Segunda: O teor do contrato de empreitada, junto com a Oposição à Injunção como documento ...1, designadamente a alínea 1 da Cláusula I e a Cláusula III, impõe que seja alterada a redacção do n.º 2.º dos factos provados, nos termos que, respeitosamente, se sugerem:
No âmbito dessa actividade, a Ré, na qualidade de Dona da Obra, havia adjudicado à Autora, em 22-01-2007, a execução da empreitada “Construção de 10 Apartamentos Turísticos, Recepção e Balneários”, no lugar..., da freguesia ..., concelho ..., e esta aceitou executar os trabalhos que fazem parte da proposta de empreitada, sendo de € 400.000,00 (quatrocentos mil euros) o preço a pagar pela Primeira Outorgante à Segunda Outorgante, a que acresce o IVA à taxa em vigor.
Terceira: A asserção constante do n.º 7.º dos factos provados, de que os trabalhos a mais só foram apurados “aquando do julgamento da liquidação destinada a apurar as obras efectivamente realizadas” é contraditada pelo teor dos meios de prova produzidos, nomeadamente os autos de medição TM1 e TM3, datados de 01 de março e de Julho de 2007, respectivamente;
e o Incidente de liquidação dos danos relegados para execução de sentença reportou-se, exclusivamente, ao apuramento dos concretos trabalhos do contrato de empreitada que a sociedade empreiteira e a sua massa insolvente não realizaram, e respectivos valores, os quais foram depois executados por ordem e administração directa e à custa da dona da obra, ora Recorrente.
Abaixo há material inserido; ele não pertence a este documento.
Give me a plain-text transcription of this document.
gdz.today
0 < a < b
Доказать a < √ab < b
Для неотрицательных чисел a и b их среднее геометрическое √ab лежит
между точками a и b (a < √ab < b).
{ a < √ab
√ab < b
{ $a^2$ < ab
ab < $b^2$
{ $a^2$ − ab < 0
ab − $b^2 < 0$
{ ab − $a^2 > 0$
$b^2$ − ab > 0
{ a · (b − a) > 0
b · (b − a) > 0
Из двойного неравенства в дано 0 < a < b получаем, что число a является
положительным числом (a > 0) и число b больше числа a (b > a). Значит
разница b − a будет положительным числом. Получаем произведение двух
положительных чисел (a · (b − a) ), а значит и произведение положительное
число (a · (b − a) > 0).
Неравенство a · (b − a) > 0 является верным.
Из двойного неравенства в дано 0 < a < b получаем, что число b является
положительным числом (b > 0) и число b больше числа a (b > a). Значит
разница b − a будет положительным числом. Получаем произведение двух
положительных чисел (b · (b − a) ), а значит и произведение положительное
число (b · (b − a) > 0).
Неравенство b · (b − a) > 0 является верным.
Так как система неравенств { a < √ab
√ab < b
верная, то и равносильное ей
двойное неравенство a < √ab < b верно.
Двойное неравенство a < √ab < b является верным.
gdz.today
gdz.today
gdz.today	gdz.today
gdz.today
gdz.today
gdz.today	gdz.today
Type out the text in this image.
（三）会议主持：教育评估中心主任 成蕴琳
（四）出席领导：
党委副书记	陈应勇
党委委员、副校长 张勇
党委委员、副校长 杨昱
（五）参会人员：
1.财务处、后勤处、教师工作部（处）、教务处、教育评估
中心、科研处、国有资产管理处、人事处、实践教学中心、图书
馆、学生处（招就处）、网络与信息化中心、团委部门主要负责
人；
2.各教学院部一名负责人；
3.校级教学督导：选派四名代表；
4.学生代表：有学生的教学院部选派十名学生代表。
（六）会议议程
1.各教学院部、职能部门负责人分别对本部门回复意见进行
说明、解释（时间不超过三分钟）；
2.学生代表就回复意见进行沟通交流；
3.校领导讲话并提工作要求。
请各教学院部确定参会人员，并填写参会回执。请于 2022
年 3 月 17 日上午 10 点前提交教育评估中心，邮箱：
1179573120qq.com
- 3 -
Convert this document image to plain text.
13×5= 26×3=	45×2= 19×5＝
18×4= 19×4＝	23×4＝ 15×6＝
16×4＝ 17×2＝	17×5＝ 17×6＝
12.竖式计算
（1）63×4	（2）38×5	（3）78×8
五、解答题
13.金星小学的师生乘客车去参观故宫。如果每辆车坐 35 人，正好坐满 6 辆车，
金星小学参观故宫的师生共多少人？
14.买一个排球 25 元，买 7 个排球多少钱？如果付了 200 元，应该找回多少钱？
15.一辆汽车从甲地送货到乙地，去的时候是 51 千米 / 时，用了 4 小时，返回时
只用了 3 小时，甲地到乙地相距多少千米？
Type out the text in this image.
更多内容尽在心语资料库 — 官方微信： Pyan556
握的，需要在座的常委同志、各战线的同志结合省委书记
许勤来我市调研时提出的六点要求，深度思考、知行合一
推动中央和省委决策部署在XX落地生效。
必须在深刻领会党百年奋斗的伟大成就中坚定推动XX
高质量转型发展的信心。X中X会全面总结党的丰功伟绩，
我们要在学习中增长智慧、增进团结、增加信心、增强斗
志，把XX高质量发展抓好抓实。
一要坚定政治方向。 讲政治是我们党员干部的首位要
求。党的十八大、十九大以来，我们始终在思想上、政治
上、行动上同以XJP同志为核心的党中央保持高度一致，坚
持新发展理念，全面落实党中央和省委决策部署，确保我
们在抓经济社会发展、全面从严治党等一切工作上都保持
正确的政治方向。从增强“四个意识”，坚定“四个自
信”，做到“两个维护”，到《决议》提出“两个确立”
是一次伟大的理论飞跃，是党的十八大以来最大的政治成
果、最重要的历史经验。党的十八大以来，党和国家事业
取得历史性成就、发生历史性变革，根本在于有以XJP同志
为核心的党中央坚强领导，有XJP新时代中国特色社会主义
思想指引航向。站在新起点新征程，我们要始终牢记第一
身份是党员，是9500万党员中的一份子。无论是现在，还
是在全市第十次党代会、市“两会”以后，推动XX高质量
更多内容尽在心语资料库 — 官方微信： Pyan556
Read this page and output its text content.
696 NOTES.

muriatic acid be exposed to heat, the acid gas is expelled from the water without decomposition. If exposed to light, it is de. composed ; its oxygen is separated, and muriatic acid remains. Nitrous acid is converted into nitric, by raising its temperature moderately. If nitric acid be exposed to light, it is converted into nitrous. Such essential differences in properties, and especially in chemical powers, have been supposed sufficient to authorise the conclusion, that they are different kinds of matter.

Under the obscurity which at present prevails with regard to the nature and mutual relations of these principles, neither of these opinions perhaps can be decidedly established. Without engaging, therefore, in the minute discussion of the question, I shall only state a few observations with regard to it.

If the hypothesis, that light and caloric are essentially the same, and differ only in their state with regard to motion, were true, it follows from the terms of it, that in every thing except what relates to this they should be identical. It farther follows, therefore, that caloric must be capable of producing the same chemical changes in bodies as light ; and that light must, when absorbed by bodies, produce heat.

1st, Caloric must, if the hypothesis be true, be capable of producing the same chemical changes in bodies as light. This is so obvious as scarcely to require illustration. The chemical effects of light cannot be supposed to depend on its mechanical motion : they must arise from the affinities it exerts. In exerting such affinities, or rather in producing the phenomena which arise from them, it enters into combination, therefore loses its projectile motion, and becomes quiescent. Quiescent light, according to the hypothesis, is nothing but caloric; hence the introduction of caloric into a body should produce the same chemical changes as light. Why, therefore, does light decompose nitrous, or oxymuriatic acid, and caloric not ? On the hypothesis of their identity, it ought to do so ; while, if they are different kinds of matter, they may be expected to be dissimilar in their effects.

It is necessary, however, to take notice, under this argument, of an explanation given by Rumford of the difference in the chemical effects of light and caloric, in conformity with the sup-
Quarta: O auto de medição TM1 de 01-03-2007 e o auto de medição TM3 Julho de 2007, documentos n.ºs ...1 e ...2, juntos pela Autora, ora Recorrida, por requerimento datado de 26-07-2022;
o contrato de empreitada, junto com a Oposição à Injunção, como documento n.º ...1;
o acórdão do Tribunal da Relação de Guimarães, junto com a Oposição à Injunção, como documento n.º ...5;
a certidão permanente junta com a Oposição à Injunção, como documento n.º ...2;
a confissão da Autora, ora Recorrida, registada na acta da audiência de julgamento;
e a contestação deduzida pela Ré, ora Recorrida, no Processo n.º 626/16.0T8GMR, cuja cópia ora se junta como ANEXO 1, nos termos do disposto na segunda parte do n.º 1 do art.º 651.º do CPC,
impõem que a redacção do n.º 4.º dos factos provados seja substituída pela seguinte:
7.º - Os trabalhos descritos no auto de medição TM1 e TM3 não foram facturados pela sociedade C..., L.da nem pela sua massa insolvente.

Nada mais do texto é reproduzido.